Я сказал: «А ты не удивляйся. Он написал то, что ты говоришь вслух». Конечно, был возглас протеста, оскорбленное лицо и мудрый, педагогический вывод: «Кирилла я не оправдываю, но тон твоего разговора меня возмущает!» После этого она ушла. А Кириллу только того и нужно. Он сказал, что я всех оскорбляю, и его и мать, что у меня самого нет совести, если я читаю дневники. Но я закричал, что у меня есть право отца.

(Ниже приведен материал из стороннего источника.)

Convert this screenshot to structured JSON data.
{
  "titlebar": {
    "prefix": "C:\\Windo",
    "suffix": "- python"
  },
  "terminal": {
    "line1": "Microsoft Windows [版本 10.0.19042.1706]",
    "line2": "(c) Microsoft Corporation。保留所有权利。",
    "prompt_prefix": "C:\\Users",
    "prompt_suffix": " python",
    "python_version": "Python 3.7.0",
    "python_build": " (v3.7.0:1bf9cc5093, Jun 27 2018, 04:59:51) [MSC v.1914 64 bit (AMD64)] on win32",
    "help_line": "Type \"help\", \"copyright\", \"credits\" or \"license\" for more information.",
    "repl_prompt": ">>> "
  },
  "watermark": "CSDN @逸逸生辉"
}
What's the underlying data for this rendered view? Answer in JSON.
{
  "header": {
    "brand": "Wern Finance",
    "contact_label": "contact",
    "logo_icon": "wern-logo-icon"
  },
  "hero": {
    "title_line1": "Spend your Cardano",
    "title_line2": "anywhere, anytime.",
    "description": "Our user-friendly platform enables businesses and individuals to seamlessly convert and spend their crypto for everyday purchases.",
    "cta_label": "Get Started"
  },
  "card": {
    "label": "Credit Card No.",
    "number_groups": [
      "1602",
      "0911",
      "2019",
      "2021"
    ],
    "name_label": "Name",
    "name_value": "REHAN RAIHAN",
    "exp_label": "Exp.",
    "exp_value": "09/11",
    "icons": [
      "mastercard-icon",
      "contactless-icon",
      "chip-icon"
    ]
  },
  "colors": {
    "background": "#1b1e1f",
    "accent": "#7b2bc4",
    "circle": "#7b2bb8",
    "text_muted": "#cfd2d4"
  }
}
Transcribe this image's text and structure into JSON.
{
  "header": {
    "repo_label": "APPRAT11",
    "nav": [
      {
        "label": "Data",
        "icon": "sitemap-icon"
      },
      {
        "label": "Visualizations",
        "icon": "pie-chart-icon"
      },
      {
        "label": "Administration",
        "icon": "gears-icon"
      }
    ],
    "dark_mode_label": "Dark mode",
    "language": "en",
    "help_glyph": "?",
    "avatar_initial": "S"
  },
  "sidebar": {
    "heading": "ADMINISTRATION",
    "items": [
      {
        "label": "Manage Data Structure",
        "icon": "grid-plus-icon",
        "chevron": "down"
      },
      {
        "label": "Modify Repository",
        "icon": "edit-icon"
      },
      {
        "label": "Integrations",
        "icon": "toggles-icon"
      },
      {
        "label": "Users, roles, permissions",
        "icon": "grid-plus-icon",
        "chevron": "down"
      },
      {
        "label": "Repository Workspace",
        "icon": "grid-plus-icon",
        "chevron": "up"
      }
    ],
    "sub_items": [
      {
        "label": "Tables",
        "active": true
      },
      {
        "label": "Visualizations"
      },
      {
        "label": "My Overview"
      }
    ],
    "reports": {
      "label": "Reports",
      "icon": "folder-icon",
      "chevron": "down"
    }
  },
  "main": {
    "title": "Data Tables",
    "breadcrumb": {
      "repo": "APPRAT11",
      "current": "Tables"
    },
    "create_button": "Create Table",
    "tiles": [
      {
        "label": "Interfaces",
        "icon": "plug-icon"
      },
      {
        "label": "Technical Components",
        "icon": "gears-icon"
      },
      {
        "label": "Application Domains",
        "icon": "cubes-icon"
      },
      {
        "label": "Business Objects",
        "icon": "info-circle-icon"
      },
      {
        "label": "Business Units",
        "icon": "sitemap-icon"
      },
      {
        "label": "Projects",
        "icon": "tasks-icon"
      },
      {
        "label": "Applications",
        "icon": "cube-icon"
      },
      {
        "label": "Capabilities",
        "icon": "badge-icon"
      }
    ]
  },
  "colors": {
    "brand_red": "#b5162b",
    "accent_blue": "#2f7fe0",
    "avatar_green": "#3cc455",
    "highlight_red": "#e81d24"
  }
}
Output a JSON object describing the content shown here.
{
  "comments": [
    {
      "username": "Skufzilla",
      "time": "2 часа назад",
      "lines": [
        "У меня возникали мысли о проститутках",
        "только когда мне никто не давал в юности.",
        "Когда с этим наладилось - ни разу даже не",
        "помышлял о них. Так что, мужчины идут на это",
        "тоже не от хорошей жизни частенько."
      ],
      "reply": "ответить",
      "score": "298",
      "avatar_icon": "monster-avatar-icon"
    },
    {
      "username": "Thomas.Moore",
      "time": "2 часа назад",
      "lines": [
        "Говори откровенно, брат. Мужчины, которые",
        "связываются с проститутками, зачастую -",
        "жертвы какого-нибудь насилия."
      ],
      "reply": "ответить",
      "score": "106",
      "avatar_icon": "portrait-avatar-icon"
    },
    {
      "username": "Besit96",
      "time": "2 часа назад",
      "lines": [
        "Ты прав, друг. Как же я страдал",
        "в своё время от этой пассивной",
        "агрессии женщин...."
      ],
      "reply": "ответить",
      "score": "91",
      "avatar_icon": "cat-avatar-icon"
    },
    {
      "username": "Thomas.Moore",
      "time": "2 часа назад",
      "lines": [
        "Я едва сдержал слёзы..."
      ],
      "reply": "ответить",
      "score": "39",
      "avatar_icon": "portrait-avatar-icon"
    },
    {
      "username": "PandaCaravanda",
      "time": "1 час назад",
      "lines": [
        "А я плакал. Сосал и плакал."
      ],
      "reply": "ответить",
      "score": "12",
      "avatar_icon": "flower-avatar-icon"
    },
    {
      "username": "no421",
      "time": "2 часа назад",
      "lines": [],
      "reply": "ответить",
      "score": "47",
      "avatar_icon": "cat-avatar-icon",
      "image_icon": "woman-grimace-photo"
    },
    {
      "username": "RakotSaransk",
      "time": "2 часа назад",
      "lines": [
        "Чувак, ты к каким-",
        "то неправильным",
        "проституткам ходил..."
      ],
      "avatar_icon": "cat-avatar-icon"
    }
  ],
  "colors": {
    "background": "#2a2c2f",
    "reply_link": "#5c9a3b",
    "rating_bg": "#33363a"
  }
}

Что пока ему нет восемнадцати, сопляку, я обязан знать, чем он живет, его личную жизнь, всю его подноготную, потому что несу ответственность за него, а после восемнадцати — может катиться на все четыре стороны, пожалуйста, не возражаю. «Я тоже не возражаю», — пробурчал этот наглец. «Но сейчас, когда я вижу подлость, — гремел я, — я не намерен давать тебе потачку!» — «Я тоже, если увижу подлость…» Вот так мы пререкались скандально, базарно — с каждой минутой я все более ощущал свое бессилие, — и потом он сказал фразу «производишь муру», после чего я его ударил, ладонью по губам, и он убежал. Сначала в свою комнату, потом — из дому.
Он исчез на сутки. Это были, наверное, самые кошмарные сутки в моей жизни. Потому что я казнил себя и терзался. И Рита, конечно, не умолкала, но ее беснования меня не трогали. Я просто отупел от ужаса, от того, что я себе представлял и в чем видел виновником себя, одного себя, несчастного идиота, неврастеника, — подумаешь, распустил руки, назвали сестру кикиморой! Ну и что? Устраивать из-за этого допрос, мордобитие, так унижать и оскорблять парня? В третьем часу ночи дежурный по городу сообщил нам, что в Коптеве найден труп юноши лет семнадцати, зарезан ножом. Не было ли на нашем мальчике меховой шапки и кожаной безрукавной кацавейки на меху? Меховая шапка была! Была! Но кожаной безрукавной кацавейки не было. Он мог взять кацавейку у товарища. Мог зачем-то поехать в Коптево. Вызвали такси, помчались в Коптево, на другой конец города. В машине Рите сделалось плохо, остановились, я массировал ей сердце, шофер побежал за лекарством — в медпункт Белорусского вокзала. В морг Коптевской больницы я пошел один, Рита осталась в машине. Хотя я был совершенно уверен в том, что наш мальчик не мог очутиться здесь, ноги мои подгибались, когда я спускался по лестнице в узком каменном коридоре. Юноша был черноволос, один глаз открыт, другой заляпан черной кровяной коркой. Мы приехали домой в пятом часу.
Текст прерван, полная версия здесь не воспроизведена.